Extension tubes only change the focus distance (shortening the minimum at the cost of preventing an infinity focus). Subjects can look bigger because you can get closer, but the perspective will suffer too. Teleconverters increase magnification and flatten perspective but don't significantly change the focus distance (there is a tiny change, maybe on a 400mm lens your MFD will increase by 20cm or so). Combining the two on a long telephoto you can get physically closer to your subject than the lens itself would usually permit, increasing the magnification without messing with the tele's perspective distortion (or lack thereof). You don't have to be crammed right up against the subject anymore, I tend to use a thinner extension tube so the lens will focus at a couple of feet at "infinity", so it should be giving the best image quality and I don't get shadows or scare the critters. Cranking a lens all the way to MFD is never a good idea.

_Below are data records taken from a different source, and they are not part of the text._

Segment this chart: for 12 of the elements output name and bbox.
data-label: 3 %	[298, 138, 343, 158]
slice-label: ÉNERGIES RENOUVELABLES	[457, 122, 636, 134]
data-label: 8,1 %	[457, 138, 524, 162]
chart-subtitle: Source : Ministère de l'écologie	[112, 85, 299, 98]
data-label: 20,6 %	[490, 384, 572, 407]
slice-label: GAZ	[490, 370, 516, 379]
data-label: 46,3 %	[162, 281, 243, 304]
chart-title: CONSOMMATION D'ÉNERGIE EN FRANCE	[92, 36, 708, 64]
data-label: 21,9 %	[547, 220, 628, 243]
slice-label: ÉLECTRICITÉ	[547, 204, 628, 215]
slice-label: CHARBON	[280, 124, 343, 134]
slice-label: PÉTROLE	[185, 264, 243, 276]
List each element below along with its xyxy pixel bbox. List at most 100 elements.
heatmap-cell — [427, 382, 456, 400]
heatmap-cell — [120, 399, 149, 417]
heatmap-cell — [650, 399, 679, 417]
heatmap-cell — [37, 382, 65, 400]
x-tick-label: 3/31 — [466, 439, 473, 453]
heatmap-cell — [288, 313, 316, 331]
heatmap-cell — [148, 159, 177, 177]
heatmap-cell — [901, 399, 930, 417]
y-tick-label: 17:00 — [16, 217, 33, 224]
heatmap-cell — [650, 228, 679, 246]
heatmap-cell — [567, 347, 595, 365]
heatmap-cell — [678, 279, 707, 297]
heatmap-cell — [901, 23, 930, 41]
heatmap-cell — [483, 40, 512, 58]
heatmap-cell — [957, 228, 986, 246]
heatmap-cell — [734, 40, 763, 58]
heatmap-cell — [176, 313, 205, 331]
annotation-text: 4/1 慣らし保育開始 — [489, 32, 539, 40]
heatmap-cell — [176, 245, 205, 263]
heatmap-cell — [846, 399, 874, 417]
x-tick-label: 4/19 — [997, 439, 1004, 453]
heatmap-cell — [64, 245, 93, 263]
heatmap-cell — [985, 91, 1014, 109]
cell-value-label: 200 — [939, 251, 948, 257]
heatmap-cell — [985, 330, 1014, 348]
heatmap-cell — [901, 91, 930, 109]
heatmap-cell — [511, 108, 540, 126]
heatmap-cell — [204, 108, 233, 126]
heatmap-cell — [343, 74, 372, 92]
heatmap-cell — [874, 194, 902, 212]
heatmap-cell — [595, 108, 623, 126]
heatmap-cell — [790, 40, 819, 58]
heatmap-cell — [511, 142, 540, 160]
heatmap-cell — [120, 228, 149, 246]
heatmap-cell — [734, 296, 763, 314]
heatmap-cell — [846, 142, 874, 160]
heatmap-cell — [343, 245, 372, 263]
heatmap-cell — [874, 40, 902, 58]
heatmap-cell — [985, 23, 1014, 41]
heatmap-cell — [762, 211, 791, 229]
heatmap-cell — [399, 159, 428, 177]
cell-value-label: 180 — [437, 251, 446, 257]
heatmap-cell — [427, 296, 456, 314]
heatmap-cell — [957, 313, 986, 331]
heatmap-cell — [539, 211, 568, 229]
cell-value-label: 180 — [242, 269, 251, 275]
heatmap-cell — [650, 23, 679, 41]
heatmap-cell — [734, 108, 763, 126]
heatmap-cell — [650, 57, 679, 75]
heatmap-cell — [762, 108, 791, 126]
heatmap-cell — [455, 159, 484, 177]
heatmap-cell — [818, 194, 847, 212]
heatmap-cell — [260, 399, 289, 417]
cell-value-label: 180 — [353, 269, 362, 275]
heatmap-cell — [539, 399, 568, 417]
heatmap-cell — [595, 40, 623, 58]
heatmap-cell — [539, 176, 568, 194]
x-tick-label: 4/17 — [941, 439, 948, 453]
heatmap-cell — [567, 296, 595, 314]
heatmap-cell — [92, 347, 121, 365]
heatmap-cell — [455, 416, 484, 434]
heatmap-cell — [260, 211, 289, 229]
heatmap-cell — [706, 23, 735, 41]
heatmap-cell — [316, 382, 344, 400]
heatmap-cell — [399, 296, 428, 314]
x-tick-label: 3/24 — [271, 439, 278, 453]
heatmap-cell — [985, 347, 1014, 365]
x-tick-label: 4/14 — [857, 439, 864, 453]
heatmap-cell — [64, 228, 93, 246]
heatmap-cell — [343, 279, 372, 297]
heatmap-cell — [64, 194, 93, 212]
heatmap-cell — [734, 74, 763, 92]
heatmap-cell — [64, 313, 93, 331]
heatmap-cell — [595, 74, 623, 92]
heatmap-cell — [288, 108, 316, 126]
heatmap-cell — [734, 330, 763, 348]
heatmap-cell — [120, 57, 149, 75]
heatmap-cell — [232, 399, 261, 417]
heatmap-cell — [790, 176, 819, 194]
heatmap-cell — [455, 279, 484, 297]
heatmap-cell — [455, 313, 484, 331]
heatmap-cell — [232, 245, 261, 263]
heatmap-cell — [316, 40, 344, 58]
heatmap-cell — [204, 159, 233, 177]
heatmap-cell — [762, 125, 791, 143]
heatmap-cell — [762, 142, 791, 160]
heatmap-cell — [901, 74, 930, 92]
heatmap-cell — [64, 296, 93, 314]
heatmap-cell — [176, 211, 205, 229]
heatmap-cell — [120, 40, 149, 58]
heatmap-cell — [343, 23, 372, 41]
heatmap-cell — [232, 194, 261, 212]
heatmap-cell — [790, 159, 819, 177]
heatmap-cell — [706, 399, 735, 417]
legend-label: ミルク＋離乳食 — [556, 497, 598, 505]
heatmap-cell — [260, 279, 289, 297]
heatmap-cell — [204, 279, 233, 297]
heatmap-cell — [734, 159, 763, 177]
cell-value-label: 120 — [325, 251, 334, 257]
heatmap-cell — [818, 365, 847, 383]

Image quality won't be as good as with a dedicated macro, but an f/2.8 400mm macro lens is going to cost you a fair amount more. Although you lose a lot of light, for fieldwork all the bits do other things so there's less to hump up the side of a mountain.




swiftrandomness94 said:


> So you're saying that using extension tubes will not only increase the focus distance, but the magnification/focal length as well? If that's true, then lets say I'm at 80mm on my lens. How many sized ones would i need to get to 150mm?


----------



## brad goda (Nov 7, 2013)

uh try the canon EF 50 macro 2.5
its incredibly sharp... flat image... and is not an expensive lens
check out the reviews... this lens is a sleeper.


----------